Op de kop af twee jaar geleden moesten de inwoners van Salvador, waar het Nederlands elftal op 13 juni zijn eerste WK-wedstrijd speelt, zich even goed in de ogen wrijven. Op een zaterdagochtend in februari denderden er opeens legertrucks vol soldaten door de stad, automatische geweren in de aanslag. In de ogen van deze dienstplichtigen – jochies van nog geen twintig, in alle haast ingevlogen uit andere Braziliaanse steden – lag dezelfde verbaasde blik als in de ogen van de burgerbevolking.
Wat was er aan de hand? Een dag of vijf eerder was in Bahia, de deelstaat waarvan Salvador de hoofdstad is, een groot deel van de militaire politie in staking gegaan (de militaire politie is in Brazilië het korps dat verantwoordelijk is voor de ordehandhaving.) De agenten eisten dat de deelstaatregering een salarisverhoging die al lang geleden beloofd was nu eens daadwerkelijk uitbetaalde.
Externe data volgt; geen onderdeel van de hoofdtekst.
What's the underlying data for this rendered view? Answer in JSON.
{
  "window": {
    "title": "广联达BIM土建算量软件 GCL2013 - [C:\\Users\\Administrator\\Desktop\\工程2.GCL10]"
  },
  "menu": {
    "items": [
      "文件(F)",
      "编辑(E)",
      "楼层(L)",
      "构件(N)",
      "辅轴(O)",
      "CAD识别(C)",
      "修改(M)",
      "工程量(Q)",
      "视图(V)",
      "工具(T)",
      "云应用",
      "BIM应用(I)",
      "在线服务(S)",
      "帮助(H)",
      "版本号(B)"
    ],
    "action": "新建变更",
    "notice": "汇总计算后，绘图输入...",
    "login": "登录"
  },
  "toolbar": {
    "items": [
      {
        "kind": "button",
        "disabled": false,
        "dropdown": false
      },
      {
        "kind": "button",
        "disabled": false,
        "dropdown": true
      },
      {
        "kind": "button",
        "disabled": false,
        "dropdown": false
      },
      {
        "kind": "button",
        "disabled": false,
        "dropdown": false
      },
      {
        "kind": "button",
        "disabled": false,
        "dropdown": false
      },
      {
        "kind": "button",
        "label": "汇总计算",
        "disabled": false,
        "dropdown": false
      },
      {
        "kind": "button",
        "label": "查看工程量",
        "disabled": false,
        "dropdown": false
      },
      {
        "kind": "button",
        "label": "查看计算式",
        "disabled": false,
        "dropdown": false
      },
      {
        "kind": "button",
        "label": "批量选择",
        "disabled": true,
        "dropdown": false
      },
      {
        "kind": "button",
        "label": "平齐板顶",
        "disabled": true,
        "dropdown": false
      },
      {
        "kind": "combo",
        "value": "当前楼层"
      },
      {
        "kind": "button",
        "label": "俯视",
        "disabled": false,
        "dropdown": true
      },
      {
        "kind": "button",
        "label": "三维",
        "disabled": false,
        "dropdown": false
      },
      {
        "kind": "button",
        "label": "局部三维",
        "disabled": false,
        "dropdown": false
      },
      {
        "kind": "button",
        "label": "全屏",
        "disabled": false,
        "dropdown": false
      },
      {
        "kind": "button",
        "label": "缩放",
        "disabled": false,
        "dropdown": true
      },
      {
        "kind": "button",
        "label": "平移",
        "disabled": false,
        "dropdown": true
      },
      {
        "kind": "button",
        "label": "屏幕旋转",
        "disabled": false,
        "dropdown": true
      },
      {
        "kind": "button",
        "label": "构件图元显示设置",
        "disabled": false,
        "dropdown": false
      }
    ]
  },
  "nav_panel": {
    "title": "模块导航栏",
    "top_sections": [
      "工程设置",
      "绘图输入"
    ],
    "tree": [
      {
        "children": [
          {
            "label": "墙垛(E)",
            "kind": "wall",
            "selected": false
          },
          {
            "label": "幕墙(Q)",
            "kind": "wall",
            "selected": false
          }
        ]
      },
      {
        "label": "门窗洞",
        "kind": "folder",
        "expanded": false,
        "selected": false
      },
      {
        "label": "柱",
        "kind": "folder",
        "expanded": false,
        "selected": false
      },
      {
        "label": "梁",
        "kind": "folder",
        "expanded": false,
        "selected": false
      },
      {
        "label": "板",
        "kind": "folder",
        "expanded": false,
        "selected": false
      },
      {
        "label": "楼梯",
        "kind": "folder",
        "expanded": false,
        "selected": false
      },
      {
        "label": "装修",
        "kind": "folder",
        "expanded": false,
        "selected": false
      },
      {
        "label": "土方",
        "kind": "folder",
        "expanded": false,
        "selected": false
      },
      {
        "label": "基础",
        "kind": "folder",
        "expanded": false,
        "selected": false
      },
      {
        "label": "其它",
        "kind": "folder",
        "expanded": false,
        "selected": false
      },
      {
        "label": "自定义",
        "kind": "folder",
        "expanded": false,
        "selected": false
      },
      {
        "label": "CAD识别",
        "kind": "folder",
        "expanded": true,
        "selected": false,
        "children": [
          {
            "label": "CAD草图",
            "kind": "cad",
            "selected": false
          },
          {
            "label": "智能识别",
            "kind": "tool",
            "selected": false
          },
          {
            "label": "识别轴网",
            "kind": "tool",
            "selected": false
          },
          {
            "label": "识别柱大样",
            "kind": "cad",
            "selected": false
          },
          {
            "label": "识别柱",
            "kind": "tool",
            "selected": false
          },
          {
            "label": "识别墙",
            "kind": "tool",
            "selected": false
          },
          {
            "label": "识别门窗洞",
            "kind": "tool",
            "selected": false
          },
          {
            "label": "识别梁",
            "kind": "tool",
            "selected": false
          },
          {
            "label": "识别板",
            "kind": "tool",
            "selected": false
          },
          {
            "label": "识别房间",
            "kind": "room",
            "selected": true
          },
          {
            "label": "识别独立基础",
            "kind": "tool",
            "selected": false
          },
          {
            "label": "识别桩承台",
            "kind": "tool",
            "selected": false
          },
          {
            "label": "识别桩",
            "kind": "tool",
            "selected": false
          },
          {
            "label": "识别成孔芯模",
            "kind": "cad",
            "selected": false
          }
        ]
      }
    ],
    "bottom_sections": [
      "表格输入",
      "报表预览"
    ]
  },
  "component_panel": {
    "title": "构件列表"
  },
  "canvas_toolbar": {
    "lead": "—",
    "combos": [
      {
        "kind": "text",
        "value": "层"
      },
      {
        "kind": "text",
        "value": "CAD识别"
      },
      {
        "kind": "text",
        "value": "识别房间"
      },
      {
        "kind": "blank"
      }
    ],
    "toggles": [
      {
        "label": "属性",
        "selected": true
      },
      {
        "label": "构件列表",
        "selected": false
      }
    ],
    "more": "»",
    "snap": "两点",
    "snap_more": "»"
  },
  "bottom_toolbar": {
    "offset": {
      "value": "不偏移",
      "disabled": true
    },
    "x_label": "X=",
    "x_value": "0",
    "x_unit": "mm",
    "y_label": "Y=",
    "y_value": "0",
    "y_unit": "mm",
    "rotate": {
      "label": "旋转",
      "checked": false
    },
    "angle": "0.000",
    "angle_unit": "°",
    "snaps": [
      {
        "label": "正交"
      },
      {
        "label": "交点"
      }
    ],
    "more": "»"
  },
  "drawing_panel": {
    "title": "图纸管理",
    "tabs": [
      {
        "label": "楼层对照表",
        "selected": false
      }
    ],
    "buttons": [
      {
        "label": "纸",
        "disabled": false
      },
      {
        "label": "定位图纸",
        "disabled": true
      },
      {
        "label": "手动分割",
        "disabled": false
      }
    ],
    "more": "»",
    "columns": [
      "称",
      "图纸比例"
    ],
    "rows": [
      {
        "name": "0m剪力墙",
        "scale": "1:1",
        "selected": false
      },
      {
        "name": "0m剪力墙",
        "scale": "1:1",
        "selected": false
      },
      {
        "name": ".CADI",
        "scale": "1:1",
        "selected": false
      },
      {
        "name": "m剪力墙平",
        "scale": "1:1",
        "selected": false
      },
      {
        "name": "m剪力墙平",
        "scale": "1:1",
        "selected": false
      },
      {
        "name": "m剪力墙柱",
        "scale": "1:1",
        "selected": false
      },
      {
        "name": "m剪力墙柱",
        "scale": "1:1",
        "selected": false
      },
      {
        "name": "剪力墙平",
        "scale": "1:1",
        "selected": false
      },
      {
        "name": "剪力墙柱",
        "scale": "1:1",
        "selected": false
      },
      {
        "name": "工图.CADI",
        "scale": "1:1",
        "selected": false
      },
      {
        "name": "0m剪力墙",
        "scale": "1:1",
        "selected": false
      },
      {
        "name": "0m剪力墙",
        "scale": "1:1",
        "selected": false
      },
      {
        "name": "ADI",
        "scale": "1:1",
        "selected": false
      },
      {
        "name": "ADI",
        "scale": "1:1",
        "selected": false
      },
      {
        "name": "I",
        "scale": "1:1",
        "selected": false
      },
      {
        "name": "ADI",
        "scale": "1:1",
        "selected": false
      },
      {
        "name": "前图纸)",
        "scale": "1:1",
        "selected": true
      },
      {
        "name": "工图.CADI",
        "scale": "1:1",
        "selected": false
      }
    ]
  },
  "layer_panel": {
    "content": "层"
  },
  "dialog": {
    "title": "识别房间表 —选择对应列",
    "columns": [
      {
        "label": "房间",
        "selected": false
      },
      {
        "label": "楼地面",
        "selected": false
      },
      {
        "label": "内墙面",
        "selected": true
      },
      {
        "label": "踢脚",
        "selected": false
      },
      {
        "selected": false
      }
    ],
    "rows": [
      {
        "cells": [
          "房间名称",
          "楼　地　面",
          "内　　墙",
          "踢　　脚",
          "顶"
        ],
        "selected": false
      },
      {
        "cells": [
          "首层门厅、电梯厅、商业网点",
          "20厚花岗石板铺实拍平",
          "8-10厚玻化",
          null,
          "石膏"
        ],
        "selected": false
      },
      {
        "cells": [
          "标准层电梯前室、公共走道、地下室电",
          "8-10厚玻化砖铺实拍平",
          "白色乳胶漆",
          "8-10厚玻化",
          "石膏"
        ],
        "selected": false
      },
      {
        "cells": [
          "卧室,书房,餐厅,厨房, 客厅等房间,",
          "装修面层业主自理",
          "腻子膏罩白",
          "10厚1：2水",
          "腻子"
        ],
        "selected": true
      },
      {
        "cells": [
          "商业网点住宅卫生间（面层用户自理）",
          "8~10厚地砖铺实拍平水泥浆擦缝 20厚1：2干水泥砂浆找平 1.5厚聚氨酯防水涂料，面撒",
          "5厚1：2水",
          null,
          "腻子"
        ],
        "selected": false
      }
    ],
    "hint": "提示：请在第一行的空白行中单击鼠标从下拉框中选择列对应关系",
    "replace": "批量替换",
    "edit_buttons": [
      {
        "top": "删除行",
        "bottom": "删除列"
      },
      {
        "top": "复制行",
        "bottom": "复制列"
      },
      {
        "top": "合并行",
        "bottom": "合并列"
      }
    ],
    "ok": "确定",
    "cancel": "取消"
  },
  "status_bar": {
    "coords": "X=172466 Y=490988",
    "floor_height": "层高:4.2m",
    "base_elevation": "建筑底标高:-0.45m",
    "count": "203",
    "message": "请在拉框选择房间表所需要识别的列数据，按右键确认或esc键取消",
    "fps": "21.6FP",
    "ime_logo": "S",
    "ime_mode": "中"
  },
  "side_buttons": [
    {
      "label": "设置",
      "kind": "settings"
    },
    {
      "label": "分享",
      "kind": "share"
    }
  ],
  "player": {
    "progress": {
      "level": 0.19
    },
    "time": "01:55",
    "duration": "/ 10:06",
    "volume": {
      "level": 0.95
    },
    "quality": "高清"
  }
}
Toen de staking na een paar dagen echter niet het gewenste resultaat opleverde, volstonden een paar strategische telefoontjes naar de onderwereld. Het duurde niet lang of er werden winkels geplunderd; van de ene dag op de andere verdubbelde het aantal liquidaties in het drugscircuit.
De rechter verbood de staking, maar in plaats van aan het werk te gaan bezetten de stakende agenten het gebouw van de deelstaatregering van Bahia, in Salvador. Tegelijkertijd kwam het openbare leven in de stad waar Oranje over vier maanden zijn eerste WK-wedstrijd speelt volledig tot stilstand. Winkels en restaurants sloten hun deuren, evenals de scholen; sportwedstrijden en culturele evenementen werden geannuleerd. De inwoners van Salvador en andere steden in Bahia verscholen zich in hun huizen en luisterden angstvallig naar hysterische verslaggevers. De federale regering in Brasília had geen keus: het leger moest de orde herstellen.
De staking van de militaire politie vond plaats aan de vooravond van carnaval. Dat was beslist geen toeval. De stakers hoopten dat dat feest – het belangrijkste evenement op de toeristische kalender van Bahia – afgelast zou worden. Dat gebeurde echter niet. Na twaalf dagen – waarin er in Salvador alleen al honderdzestig moorden werden gepleegd – werden de stakingsleiders gearresteerd. De rust keerde weer – maar legertrucks vol zwaarbewapende soldaten bleven nog maanden een alledaags gezicht.